Para além da energia, grandes gestores de dinheiro, como Fortress Investment Group LLC estão a encerrar fundos que estavam em actividade há muito tempo enquanto que outros, como a Greenlight Capital Inc de David Einhorn, registam, este ano, perdas de dois dígitos.
5. Relação entre desemprego e inflação parece ter-se rompido
Os mercados financeiros esperam que as taxas se mantenham historicamente baixas durante os próximos anos. Esta era de condições monetárias pouco convencionais não mostra sinais de terminar. Se os bancos centrais do mundo desenvolvido quiserem regressar à normalidade desejada, o conjunto de ferramentas tradicional pode não ser suficiente.
No curto prazo, os economistas acreditam que o desemprego e a inflação se deveriam mover em direcções opostas: desemprego elevado deveria pesar nos preços e baixo desemprego, com o aumento de salários, deveria aumentar inflação.
Infelizmente, em muitos países esta relação habitual entre desemprego e inflação parece ter-se rompido. Em 2008, o crescimento económico desabou e o desemprego cresceu brutalmente mas a inflação caiu gradualmente para baixo das previsões. Em contraste, agora, o desemprego caiu para níveis extraordinariamente baixos nos Estados Unidos, Inglaterra e na Alemanha e, apesar disso, a inflação mantém-se anémica. Isto confunde os bancos centrais.

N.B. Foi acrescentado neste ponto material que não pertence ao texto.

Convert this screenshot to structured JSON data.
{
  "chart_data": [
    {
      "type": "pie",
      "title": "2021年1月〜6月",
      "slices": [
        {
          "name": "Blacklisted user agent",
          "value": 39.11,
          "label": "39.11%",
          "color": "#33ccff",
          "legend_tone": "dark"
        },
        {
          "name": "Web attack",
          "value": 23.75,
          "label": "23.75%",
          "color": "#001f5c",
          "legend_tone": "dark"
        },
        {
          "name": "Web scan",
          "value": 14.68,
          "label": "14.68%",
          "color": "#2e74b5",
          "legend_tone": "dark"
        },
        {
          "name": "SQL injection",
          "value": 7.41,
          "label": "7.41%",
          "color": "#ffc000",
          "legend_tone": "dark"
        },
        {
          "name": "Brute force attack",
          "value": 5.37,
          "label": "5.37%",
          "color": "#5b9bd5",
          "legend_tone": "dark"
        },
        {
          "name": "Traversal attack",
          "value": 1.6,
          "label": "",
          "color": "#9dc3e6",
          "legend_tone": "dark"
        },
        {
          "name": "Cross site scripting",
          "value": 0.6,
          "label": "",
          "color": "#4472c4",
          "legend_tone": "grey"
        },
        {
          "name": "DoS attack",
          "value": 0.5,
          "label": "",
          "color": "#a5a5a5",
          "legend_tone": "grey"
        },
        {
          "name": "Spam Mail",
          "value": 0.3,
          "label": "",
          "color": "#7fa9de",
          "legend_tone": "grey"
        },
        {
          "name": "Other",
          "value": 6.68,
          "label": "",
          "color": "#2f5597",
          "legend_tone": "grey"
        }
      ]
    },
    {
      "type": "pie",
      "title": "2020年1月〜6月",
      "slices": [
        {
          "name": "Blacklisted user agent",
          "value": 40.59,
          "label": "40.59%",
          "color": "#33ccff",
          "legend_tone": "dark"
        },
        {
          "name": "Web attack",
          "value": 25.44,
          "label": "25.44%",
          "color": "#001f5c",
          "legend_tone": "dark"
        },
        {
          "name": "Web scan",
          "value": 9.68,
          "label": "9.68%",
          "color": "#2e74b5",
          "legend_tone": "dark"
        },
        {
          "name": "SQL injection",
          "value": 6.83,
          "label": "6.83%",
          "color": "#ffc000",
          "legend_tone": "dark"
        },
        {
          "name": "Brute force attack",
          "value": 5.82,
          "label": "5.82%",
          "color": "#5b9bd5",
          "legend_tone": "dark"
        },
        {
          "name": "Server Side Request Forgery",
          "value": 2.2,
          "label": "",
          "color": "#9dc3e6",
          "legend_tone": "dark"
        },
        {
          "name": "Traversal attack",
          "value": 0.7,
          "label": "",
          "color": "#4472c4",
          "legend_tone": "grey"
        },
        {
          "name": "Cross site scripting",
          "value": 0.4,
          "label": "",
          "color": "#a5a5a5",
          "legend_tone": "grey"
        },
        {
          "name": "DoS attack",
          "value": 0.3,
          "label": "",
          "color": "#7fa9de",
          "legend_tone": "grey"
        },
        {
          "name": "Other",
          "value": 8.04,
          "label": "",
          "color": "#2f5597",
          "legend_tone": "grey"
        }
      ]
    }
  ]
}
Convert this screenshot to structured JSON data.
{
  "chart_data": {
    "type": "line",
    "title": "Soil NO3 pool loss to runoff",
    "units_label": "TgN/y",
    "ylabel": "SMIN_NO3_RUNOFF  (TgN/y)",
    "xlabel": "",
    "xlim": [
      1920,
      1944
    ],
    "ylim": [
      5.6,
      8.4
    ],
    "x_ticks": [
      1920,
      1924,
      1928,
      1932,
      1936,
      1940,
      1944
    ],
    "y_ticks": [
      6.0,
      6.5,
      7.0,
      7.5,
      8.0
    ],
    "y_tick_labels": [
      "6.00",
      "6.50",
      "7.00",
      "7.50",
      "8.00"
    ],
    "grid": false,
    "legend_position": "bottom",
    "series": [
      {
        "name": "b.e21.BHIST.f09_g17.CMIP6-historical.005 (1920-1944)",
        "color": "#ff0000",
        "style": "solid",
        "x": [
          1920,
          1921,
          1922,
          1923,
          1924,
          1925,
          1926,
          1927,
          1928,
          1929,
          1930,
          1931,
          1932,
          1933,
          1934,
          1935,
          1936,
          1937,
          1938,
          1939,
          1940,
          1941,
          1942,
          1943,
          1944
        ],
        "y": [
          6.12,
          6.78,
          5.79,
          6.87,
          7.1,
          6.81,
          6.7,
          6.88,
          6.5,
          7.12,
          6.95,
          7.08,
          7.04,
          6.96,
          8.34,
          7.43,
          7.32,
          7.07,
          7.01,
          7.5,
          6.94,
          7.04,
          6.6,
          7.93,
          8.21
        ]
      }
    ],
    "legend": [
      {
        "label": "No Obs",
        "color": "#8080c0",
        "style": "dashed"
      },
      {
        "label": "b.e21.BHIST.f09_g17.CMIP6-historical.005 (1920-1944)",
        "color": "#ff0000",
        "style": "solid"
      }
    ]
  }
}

É cada vez mais provável que as taxas de juro se mantenham muito baixas nos próximos 3 a 5 anos. Com o aumento de estímulos por parte do BCE, é cada vez mais provável que as taxas negativas das obrigações alemãs possam estender-se até aos 10 anos.
Este é um contexto muito difícil para os investidores ganharem dinheiro em investimentos de taxa fixa. Actualmente o dinheiro é quase de graça. Estas circunstâncias extraordinárias confundem o investidor e levam-no a correr riscos que não serão recompensados.
Cuidado, há muita gente por aí a tentar separá-lo do seu dinheiro.